# To much licking?



## Sky14 (Aug 18, 2006)

My Eskyda constintly licks my face and hands!! Is it because she likes the oil my skin produces or is it love grooming.....or both????

It is kinda enoying but if I try to stop her she just starts licking the hand I try to stop her with!! 

*Sigh*


----------



## JennieLove (Jan 2, 2007)

lol, nothing bad about all the kisses!


----------



## fallinstar (Nov 26, 2006)

its all kisses


----------



## lilspaz68 (Feb 24, 2007)

Enjoy your licky love-y rat. They aren't that common. I had one who was happiest licking/grooming my face. She'd even gently groom my eyebrows...LOL. Only rat I trusted near my eyes she was soo gentle. I miss my Maya and her gentle ministrations.


----------



## Neuroticax (May 1, 2007)

My Starr CONSTANTLY licks my hands and chest when I've got her out. I absolutly love her kisses!


----------



## Sky14 (Aug 18, 2006)

I never said I didn't enjoy all the kissys and attention I was just wondering if it was normal..... LOL 

I had one other ratsy that loved to kiss but...*very deep breath* my mom kinda killed'er..... I was at camp for 5 days and my mom "couldn't" change the cage so she put it outside.... My rattata was only a few months old... *sniff* A racoon had knocked the cage over and scared her to death... I still haven't forgive'n my mom even though it happend a couple years ago.

*Deep breath* Anyway I love all the kissys.


----------



## JennieLove (Jan 2, 2007)

Of course its normal.


----------



## tasha (Oct 16, 2006)

I would kill my mom! I understand the "couldn't" change the cage thing, that is so maddening. It's 100 times smaller than you! What's the worst that could happen! lol that is a terrible story.

My rats like to kiss and nibble (especially the fingernails) but I take it as love and kiss them back!


----------



## Sky14 (Aug 18, 2006)

tasha said:


> I would kill my mom! I understand the "couldn't" change the cage thing, that is so maddening.
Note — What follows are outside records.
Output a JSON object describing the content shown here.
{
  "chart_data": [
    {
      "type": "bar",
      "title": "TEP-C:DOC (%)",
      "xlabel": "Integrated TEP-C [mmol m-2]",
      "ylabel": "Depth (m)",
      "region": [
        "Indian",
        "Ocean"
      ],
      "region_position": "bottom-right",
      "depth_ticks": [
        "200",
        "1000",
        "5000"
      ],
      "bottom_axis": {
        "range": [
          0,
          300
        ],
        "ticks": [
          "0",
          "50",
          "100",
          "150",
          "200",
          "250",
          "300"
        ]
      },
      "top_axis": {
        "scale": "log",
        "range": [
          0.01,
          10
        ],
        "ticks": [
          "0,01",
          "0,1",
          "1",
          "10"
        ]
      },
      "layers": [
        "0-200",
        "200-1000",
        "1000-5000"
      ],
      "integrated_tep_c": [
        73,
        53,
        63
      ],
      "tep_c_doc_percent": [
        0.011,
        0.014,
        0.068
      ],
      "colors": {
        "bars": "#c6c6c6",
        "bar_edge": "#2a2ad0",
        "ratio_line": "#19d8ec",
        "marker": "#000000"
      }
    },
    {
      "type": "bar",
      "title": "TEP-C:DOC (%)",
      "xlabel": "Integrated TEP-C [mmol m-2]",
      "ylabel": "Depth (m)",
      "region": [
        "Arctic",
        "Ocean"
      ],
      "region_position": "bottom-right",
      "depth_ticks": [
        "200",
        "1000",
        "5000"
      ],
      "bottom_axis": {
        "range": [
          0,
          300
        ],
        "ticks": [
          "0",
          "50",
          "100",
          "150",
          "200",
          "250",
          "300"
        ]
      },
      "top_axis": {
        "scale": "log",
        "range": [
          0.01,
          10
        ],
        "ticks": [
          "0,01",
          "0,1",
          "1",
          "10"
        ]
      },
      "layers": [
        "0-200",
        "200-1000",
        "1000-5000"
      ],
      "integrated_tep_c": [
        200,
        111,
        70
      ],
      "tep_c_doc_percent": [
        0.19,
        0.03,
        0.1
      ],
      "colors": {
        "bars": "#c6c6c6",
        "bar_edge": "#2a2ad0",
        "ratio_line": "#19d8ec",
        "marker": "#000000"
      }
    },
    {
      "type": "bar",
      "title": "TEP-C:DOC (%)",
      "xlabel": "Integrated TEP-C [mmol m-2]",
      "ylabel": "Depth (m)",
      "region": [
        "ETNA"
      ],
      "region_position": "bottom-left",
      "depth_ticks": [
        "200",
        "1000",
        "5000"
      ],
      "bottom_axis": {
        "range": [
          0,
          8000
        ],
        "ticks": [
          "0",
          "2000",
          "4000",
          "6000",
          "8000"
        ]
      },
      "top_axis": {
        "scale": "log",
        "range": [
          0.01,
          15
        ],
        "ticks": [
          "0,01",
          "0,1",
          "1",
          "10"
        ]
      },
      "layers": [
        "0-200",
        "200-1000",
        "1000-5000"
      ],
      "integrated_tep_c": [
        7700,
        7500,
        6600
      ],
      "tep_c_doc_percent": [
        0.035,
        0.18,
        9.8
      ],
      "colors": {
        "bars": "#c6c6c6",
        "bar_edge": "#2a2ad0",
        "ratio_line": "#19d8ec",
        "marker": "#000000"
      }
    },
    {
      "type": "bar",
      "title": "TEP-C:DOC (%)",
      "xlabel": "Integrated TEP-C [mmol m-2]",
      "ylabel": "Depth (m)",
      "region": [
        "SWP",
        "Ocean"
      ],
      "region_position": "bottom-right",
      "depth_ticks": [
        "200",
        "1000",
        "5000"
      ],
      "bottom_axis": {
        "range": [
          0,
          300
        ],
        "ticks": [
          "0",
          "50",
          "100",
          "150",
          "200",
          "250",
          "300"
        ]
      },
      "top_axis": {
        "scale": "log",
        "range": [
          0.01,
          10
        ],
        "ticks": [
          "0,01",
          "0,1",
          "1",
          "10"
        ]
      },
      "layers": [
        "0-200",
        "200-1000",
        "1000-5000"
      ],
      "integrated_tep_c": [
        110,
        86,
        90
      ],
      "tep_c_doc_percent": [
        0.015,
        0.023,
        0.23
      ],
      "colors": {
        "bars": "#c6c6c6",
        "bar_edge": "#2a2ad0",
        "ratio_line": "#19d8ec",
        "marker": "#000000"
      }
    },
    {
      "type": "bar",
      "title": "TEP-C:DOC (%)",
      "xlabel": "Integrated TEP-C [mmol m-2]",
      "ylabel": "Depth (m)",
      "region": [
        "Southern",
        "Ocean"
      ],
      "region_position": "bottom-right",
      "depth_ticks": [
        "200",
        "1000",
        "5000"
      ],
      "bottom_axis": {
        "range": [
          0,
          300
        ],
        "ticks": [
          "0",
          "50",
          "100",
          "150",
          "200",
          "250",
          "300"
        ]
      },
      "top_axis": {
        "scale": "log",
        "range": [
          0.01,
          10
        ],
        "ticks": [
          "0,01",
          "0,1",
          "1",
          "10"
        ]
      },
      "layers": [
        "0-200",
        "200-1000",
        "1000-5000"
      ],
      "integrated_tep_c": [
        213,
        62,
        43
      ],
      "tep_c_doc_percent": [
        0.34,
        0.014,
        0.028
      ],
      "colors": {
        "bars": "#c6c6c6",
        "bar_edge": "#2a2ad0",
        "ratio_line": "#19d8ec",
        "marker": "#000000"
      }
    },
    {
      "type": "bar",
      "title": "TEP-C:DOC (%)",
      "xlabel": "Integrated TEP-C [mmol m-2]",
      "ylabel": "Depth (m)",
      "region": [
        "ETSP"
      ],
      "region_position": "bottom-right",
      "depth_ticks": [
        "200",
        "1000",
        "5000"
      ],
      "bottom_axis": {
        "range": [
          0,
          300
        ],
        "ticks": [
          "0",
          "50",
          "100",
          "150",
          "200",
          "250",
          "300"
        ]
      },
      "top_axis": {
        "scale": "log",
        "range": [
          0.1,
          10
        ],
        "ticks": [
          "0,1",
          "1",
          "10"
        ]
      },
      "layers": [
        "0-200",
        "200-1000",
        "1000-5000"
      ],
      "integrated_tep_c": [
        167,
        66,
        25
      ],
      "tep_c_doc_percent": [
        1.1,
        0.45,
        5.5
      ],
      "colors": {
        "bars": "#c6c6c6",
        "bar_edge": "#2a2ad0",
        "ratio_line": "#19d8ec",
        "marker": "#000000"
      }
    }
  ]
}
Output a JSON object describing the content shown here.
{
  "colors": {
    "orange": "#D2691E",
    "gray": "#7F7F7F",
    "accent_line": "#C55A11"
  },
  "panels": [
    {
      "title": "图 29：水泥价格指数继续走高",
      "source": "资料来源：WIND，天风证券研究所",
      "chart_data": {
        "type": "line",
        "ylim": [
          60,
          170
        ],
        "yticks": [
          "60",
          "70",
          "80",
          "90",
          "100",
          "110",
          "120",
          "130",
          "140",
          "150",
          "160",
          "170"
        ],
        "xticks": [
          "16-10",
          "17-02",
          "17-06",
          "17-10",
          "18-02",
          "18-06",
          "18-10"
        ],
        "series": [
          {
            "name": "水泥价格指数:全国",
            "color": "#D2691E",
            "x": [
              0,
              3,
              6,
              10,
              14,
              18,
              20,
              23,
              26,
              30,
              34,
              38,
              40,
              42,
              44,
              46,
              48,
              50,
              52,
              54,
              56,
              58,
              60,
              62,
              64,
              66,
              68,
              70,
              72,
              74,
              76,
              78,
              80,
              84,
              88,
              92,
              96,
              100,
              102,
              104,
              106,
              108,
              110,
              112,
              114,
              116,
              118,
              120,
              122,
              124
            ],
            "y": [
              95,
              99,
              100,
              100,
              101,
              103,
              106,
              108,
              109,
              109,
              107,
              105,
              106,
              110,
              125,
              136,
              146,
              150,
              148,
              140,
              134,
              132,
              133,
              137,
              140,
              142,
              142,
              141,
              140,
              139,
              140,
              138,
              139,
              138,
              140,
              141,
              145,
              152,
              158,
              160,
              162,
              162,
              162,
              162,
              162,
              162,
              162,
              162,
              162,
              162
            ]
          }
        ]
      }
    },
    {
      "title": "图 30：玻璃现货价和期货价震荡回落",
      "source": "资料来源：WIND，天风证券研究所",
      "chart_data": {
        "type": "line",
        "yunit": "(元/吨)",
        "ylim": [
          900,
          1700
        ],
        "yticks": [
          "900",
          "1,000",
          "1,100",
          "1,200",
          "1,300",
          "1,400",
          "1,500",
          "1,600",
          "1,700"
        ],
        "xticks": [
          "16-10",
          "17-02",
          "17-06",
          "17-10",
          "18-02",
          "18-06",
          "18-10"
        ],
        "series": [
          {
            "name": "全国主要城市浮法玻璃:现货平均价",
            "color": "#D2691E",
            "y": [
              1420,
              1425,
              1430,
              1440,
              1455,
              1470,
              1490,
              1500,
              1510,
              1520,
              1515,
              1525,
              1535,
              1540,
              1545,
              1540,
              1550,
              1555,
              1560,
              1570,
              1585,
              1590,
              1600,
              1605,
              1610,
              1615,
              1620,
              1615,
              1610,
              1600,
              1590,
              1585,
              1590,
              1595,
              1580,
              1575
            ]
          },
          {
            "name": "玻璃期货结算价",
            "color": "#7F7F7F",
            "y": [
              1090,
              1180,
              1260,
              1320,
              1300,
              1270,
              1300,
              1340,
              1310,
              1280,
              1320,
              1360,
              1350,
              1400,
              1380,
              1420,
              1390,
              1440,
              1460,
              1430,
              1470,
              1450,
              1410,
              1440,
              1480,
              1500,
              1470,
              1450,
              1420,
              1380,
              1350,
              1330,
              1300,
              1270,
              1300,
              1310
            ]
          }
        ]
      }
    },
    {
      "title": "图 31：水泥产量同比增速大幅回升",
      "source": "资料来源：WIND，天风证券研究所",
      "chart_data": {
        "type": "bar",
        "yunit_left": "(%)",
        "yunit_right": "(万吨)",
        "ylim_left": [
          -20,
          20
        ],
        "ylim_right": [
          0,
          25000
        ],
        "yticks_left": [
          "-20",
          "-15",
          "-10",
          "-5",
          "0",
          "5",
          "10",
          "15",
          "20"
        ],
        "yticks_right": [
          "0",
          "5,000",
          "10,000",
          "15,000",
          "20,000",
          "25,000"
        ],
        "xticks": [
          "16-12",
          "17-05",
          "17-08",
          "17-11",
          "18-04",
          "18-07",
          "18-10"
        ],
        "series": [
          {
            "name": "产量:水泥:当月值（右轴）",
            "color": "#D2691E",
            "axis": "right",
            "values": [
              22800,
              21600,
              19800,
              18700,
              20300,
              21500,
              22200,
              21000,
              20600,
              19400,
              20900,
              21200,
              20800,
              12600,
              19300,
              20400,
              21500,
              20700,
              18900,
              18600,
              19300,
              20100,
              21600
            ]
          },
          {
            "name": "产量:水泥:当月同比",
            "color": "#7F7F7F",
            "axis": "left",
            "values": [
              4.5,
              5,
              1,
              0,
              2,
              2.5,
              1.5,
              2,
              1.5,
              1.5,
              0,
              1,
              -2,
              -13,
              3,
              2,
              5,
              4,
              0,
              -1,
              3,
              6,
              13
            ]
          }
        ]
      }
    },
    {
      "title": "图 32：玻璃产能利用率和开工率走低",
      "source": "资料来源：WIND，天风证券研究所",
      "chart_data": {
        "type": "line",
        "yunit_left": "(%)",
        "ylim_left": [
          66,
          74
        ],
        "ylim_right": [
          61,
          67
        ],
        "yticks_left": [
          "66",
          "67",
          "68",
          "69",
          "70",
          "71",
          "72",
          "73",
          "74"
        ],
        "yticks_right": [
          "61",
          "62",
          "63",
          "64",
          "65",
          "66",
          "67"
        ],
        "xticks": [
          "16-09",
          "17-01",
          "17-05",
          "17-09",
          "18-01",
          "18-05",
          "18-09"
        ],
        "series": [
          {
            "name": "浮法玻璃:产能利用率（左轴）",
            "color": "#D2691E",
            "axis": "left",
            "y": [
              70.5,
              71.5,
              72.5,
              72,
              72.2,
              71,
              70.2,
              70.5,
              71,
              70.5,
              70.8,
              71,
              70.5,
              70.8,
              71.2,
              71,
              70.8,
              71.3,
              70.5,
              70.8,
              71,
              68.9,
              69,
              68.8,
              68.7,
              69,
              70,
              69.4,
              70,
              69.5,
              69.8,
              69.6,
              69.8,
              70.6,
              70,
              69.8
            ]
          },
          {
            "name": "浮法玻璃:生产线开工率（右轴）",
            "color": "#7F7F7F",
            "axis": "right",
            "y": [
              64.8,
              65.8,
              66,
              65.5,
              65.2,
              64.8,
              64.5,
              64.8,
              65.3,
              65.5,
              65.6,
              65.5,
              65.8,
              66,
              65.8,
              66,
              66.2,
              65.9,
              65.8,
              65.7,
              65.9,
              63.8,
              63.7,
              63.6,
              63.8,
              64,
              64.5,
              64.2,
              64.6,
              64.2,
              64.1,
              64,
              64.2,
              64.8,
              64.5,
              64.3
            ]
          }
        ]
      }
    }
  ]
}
I know! I almost punched her but I went out to tend to Rattata instead.... :roll:  

What is it that they like about are "claws"? lol


----------



## Hana-chan (May 7, 2007)

LOL! that was just my question too! Kuro has been kissy since i picked her up the day she opened her eyes. it was her way of quietly informing me that although i THOUGHT i was going to take home A rat for my son, she had decided to adopt me and would be coming along as well

I'm so sorry to hear about your poor rattie! and i thought my mom was bad cause she wouldve just left the cage as it was!


----------



## Sky14 (Aug 18, 2006)

*smiles* Yeah....*sigh,sniff* 

Anyway what is it with ratsys and being my personal (and bad) nail clippers? LOL


----------



## lizzydeztic (Mar 15, 2007)

awww gitzie LOVES chewing on my thumb nails so i make sure to not paint them.

ronny always kisses my face when i hold her. and she loves sitting on top of my head when i'm on the computer. i have her right now it's so cute. 

i haven't had them for too long, since about the beginning of march i believe and i'm so happy at how much they've opened up to me. ronny is the sweetest though, i let them run around on the couch or bed every night and she'd rather just sit on my shoulder and brux in my ear and clean herself.


----------



## Sky14 (Aug 18, 2006)

I know what'ya mean. 

But what's with the nail biting??


----------